On Wednesday I took a break from the studying and we went to an expats' meet up over in Papamoa. We took all the girls and Vicky which necessitated two trips. We met a number of new people, including a couple who had moved here recently with their two 16 year old sons. Hmm. Not sure I'd have made that move with kids at that stage of their schooling. Phoebe and Freya spent a lot of time playing with a little girl who we'd met several times before and who's sister Rhiannon hangs around with, so we let them go back and play. Rhiannon's friend was also there, but got up Rhiannon's nose by talking to someone else. Consequently Madam decided she wanted to be taken home before all the fun was over. I obliged and took Imogen home too, since she was complaining that there were no kids her age to play with.
Later on, we went to the Mount to watch one of the cruise ships departing. If you walk clockwise around the Mount, you get to a point where the boats sail right past and you get a really close look. We met up with Phoebe and Freya, and watched Scott tying to fish with plastic crabs as bait. It didn't work very well. Freya spotted a seagull attacking a fish head and chased it off. Di then proceeded to pull the head to bits and extract the eye which she insisted on attaching to Scott's hook. It didn't improve his luck and he continued to hook vast quantities of sea lettuce.
When we got home, Craig informed us that the plumber had called and that he'd said 8AM was OK for the plumber to call. I informed him differently which was not well accepted.
Thursday morning and the plumber turned up at 8AM and removed the knackered waste disposal and replaced it with a standard plug hole. All relatively painless and took 1/2 hour. After a spot of hoovering, I continued the revision until I got fed up again and gave it up in favour of a further attempt at VL's prelude. It is coming together. Di took the kids to the school pool and chucked 'em in for half an hour or so, returning later with a copy of the B.O.P. Times. It seems that my angry rant about the cost of school uniform, written in response to their rather naff headline feature on how to save money and ask the school for exemptions, got printed. They must have had a slow week.
Friday arrives and I set of at 9AM for Auckland to take the ZCE exam. The journey was pretty straight forward and I found the place without too much trouble. I was somewhat early, arriving at around 12. I sat in the car of about 90 minutes with the laptop doing some last minute cramming and wandered in to the testing centre at 1:30, the exam being at 2:30. I was shown into a room and allowed to do some more revision. The place seemed to be staffed exclusively by Indians, and the strategically placed sign saying "English at all times on campus" did make me wonder whether the exam might be in Urdu or Punjabi.

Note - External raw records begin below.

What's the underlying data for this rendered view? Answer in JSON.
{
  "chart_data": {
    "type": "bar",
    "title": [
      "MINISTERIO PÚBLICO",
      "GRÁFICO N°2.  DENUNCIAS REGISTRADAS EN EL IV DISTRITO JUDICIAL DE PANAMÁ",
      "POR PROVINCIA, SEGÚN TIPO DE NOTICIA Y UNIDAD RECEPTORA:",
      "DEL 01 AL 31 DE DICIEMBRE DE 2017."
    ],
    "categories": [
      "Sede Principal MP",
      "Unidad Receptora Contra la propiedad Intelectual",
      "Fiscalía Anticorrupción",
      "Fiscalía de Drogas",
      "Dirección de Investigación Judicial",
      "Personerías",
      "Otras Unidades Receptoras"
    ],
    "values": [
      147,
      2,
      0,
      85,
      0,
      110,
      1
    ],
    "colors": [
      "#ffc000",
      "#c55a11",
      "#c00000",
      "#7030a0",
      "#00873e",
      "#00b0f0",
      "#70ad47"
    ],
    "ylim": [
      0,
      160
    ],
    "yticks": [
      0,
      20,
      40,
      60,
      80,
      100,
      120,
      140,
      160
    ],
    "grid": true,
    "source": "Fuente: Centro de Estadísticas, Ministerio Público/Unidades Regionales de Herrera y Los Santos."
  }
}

2:30 came and went, so I rattled a few cages and eventually someone came and asked me to fill in the required forms and checked I was actually who I said I was. I was presented with a laminated note pad and marked pen and the taken to the test suite, basically a small room with a PC. The PC had a preloaded program running on it which asked 70 mostly multiple choice questions with about 10 where you had to put a name to something.
The first 20 or so questions had me wondering If I was doing the right exam. The content of them was nothing like the sort of thing the practice exams had been. Thereafter the questions were more familiar and straightforward, although some of the code examples were a bit nasty. I reckon that I answered at least half correctly and another 10 or so were likely to be right. The rest were just intelligent guesses. However, after the 90 minutes was up, the program told me I'd passed and was now a Zend Certified Engineer. Huzzah! I was presented with a rather scruffy looking piece of paper which is I guess my certificate, but it could easily have been faked using any word processing package. Maybe a real one will arrive in the post?
The journey back home was uneventful, other than a bit of slow moving traffic on Highway 1 as I got on to the motorway. One thing I did like was the "one car at a time" traffic lights on the slip roads. This allows just one car to join the motorway an a time, and thus keeps the traffic moving slowly but surely without 7 zillion idiots trying to cut in from the left.
On arrival back home I was roped into a game of piggy-in-the-middle which I tried not to dominate and then I was sent to New World for bread and milk. Somehow some beer fell into the basket as well. Shame about that.
Rhiannon had also done an exam today, for entry into the Gifted and Talented class. It turns out that she'd already done the exam before, but her results (and presumably the results of the 20 or so others taking the test) were not available. She says she did OK, but not as well as the first time she took it.